ENCADRE Quelques rappels de base de l’économie politique marxiste pour comprendre la suite :
- C’est le travail des êtres humains qui créée les richesses économiques en transformant les ressources naturelles en produits utiles. Dans une économie marchande comme le capitalisme, la valeur des marchandises reflète le temps de travail nécessaire à leur production.
- On rémunère le salarié non pas pour la valeur des marchandises produites par son travail, mais pour la valeur de la marchandise qu’il vend à son employeur contre un salaire : l’usage de sa force de travail pour une durée donnée.
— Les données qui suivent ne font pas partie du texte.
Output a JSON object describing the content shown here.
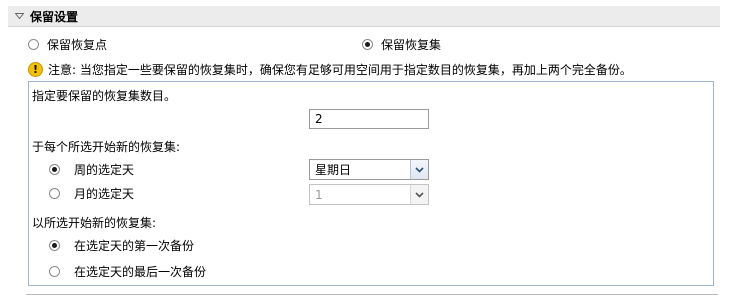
{
  "section": {
    "title": "保留设置"
  },
  "retention_mode": {
    "options": [
      {
        "label": "保留恢复点",
        "checked": false
      },
      {
        "label": "保留恢复集",
        "checked": true
      }
    ]
  },
  "note": {
    "text": "注意: 当您指定一些要保留的恢复集时，确保您有足够可用空间用于指定数目的恢复集，再加上两个完全备份。"
  },
  "panel": {
    "count_label": "指定要保留的恢复集数目。",
    "count_value": "2",
    "start_label": "于每个所选开始新的恢复集:",
    "start_options": [
      {
        "label": "周的选定天",
        "checked": true,
        "select_value": "星期日",
        "enabled": true
      },
      {
        "label": "月的选定天",
        "checked": false,
        "select_value": "1",
        "enabled": false
      }
    ],
    "begin_label": "以所选开始新的恢复集:",
    "begin_options": [
      {
        "label": "在选定天的第一次备份",
        "checked": true
      },
      {
        "label": "在选定天的最后一次备份",
        "checked": false
      }
    ]
  },
  "icons": {
    "collapse": "triangle-down-icon",
    "warning": "warning-icon",
    "dropdown": "chevron-down-icon"
  },
  "colors": {
    "header_bg": "#ececec",
    "panel_border": "#9fb6cd",
    "warning": "#f2c200"
  }
}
Le salarié ne touche pas l’intégralité de la valeur que produit son travail : une partie de son temps de travail lui sert à créer la valeur de sa force de travail pour laquelle il touchera un salaire, une partie de son temps de travail crée la plus-value (le sur-travail), qui est transformée ensuite en profit. Le salaire « prend la forme » de la rémunération du travail dans sa totalité, mais ne rémunère qu’une partie de ce travail : c’est là le cœur de l’exploitation capitaliste.
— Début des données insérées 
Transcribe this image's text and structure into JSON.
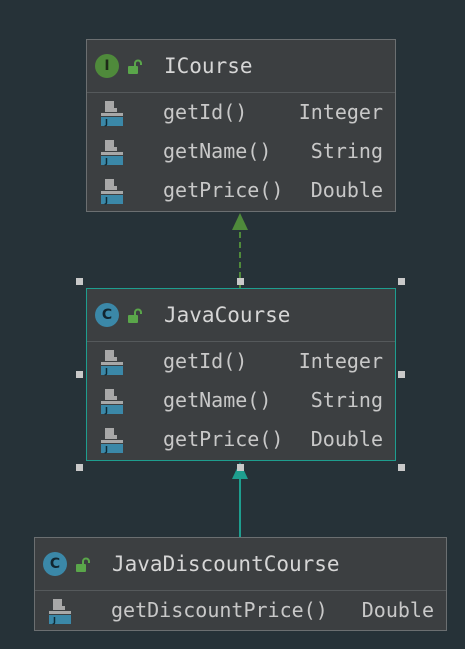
{
  "colors": {
    "background": "#263238",
    "node_fill": "#3c3f41",
    "selected_border": "#1e9e8f",
    "realization_edge": "#4f8a3b",
    "generalization_edge": "#1e9e8f"
  },
  "nodes": [
    {
      "kind": "interface",
      "badge": "I",
      "badge_icon": "interface-icon",
      "name": "ICourse",
      "members": [
        {
          "name": "getId()",
          "type": "Integer",
          "icon": "method-icon"
        },
        {
          "name": "getName()",
          "type": "String",
          "icon": "method-icon"
        },
        {
          "name": "getPrice()",
          "type": "Double",
          "icon": "method-icon"
        }
      ]
    },
    {
      "kind": "class",
      "badge": "C",
      "badge_icon": "class-icon",
      "name": "JavaCourse",
      "selected": true,
      "members": [
        {
          "name": "getId()",
          "type": "Integer",
          "icon": "method-icon"
        },
        {
          "name": "getName()",
          "type": "String",
          "icon": "method-icon"
        },
        {
          "name": "getPrice()",
          "type": "Double",
          "icon": "method-icon"
        }
      ]
    },
    {
      "kind": "class",
      "badge": "C",
      "badge_icon": "class-icon",
      "name": "JavaDiscountCourse",
      "members": [
        {
          "name": "getDiscountPrice()",
          "type": "Double",
          "icon": "method-icon"
        }
      ]
    }
  ],
  "edges": [
    {
      "type": "realization",
      "style": "dashed",
      "from": "JavaCourse",
      "to": "ICourse"
    },
    {
      "type": "generalization",
      "style": "solid",
      "from": "JavaDiscountCourse",
      "to": "JavaCourse"
    }
  ]
}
- Le capitaliste n’agit pas ainsi simplement parce qu’il est amoral, il s’agit d’un système économique : les capitalistes agissent ainsi car la concurrence les pousse à compresser leurs coûts pour remporter le marché. Ils justifient ainsi l’exploitation salariale par un discours idéologique qui explique « qu’il n’y a pas le choix » et en passant par le chantage à l’emploi avec le discours « salaire ou emploi, il faut choisir ».
Baisse tendancielle du taux de profit et suraccumulation du capital : l’explication marxiste aux crises du système capitalisme.
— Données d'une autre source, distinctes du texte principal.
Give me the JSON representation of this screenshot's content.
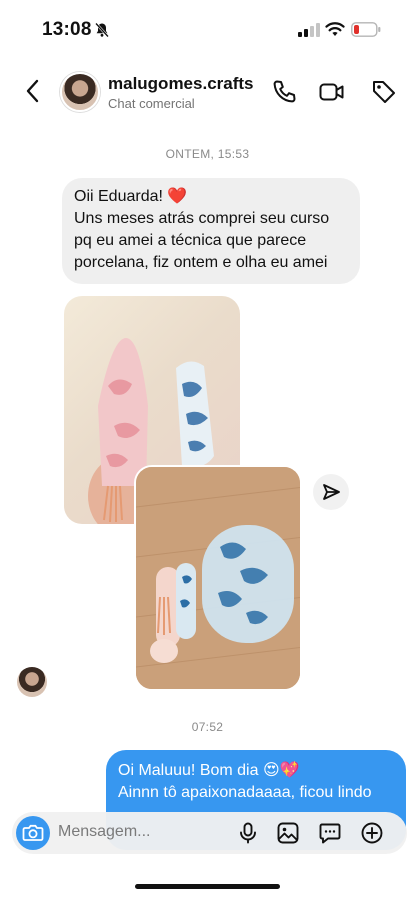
{
  "status_bar": {
    "time": "13:08",
    "icons": [
      "bell-slash-icon",
      "signal-icon",
      "wifi-icon",
      "battery-low-icon"
    ],
    "battery_color": "#e0302b"
  },
  "header": {
    "username": "malugomes.crafts",
    "subtitle": "Chat comercial",
    "icons": [
      "chevron-left-icon",
      "phone-icon",
      "video-camera-icon",
      "tag-icon"
    ]
  },
  "conversation": {
    "date_stamp_1": "ONTEM, 15:53",
    "incoming_message": {
      "line1": "Oii Eduarda! ❤️",
      "line2": "Uns meses atrás comprei seu curso",
      "line3": "pq eu amei a técnica que parece",
      "line4": "porcelana, fiz ontem e olha eu amei"
    },
    "photos": [
      "bookmark-photo-icon",
      "resin-pieces-photo-icon"
    ],
    "date_stamp_2": "07:52",
    "outgoing_message": {
      "line1": "Oi Maluuu! Bom dia 😍💖",
      "line2": "Ainnn tô apaixonadaaaa, ficou lindo"
    }
  },
  "composer": {
    "placeholder": "Mensagem...",
    "icons": [
      "camera-icon",
      "microphone-icon",
      "image-icon",
      "sticker-icon",
      "plus-circle-icon"
    ],
    "accent": "#3797f0"
  },
  "colors": {
    "outgoing_bubble": "#3797f0",
    "incoming_bubble": "#efefef"
  }
}
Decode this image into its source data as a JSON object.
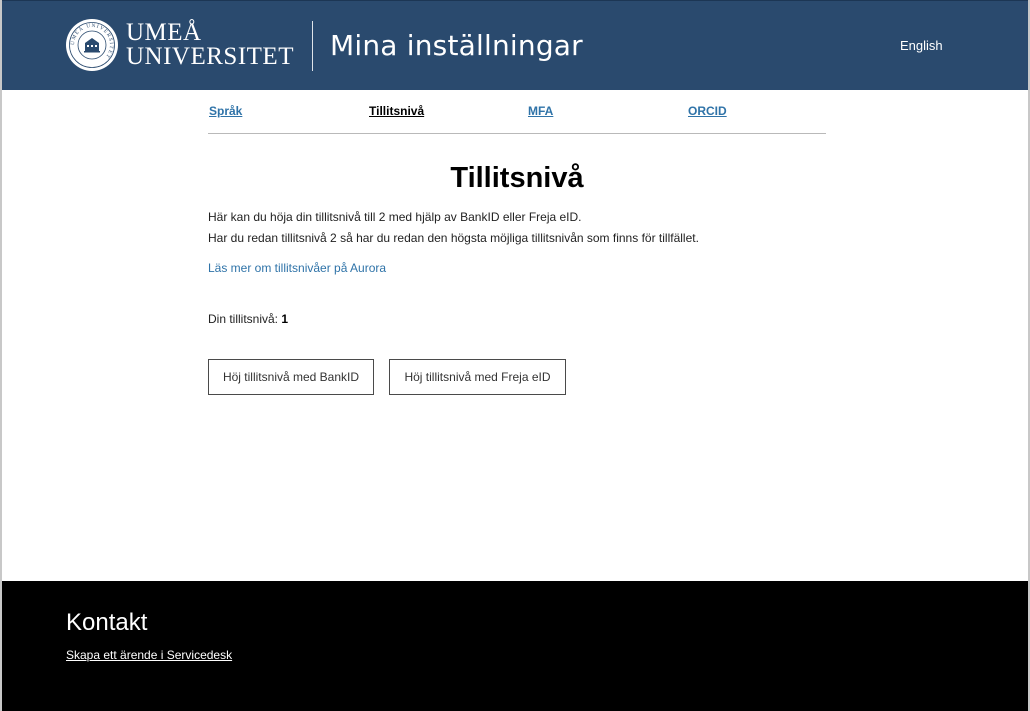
{
  "header": {
    "logo_ring_text": "UMEÅ UNIVERSITET",
    "university_line1": "UMEÅ",
    "university_line2": "UNIVERSITET",
    "app_title": "Mina inställningar",
    "language_link": "English",
    "background_color": "#2a4a6e"
  },
  "nav": {
    "tabs": [
      {
        "label": "Språk",
        "active": false
      },
      {
        "label": "Tillitsnivå",
        "active": true
      },
      {
        "label": "MFA",
        "active": false
      },
      {
        "label": "ORCID",
        "active": false
      }
    ],
    "link_color": "#2f73a8"
  },
  "main": {
    "title": "Tillitsnivå",
    "description_line1": "Här kan du höja din tillitsnivå till 2 med hjälp av BankID eller Freja eID.",
    "description_line2": "Har du redan tillitsnivå 2 så har du redan den högsta möjliga tillitsnivån som finns för tillfället.",
    "info_link": "Läs mer om tillitsnivåer på Aurora",
    "level_label": "Din tillitsnivå:",
    "level_value": "1",
    "buttons": {
      "bankid": "Höj tillitsnivå med BankID",
      "freja": "Höj tillitsnivå med Freja eID"
    }
  },
  "footer": {
    "title": "Kontakt",
    "link": "Skapa ett ärende i Servicedesk"
  }
}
Le taux de profit comme régulateur du système capitaliste.
Le but de la production capitaliste est la valorisation du capital, c’est-à-dire l’argent pour l’argent. Le capital est sans cesse réinvesti dans l’activité économique afin de produire encore davantage d’argent. Marx note cette logique : A-M-M’-A’. A représente le capital initialement investi dans des moyens de produire et de la force de travail qui sont des marchandises M. Cela permet de créer une marchandise M’ qui, par le biais de la création d’une plus-value, permet de récupérer une somme A’ après l’échange qui est plus importante que A. La différence entre A’et A est le profit. (Voir image 1)
Image 1 :
Mais le profit réalisé n’est pas ce qui intéresse le plus les capitalistes. C’est le taux de profit qui les intéresse : c’est-à-dire le profit qu’ils peuvent réaliser par rapport à ce qu’ils ont investi à l’origine. Taux de profit se note : (A’-A)/A. On comprend alors mieux pourquoi certaines entreprises qui réalisent des profits ferment néanmoins, elles sont rentables, mais pas suffisamment « profitables ». Elles ne génèrent pas suffisamment de profit au vu des exigences des actionnaires et vont être par exemple, moins rentables pour eux que des placements spéculatifs sur les marchés financiers.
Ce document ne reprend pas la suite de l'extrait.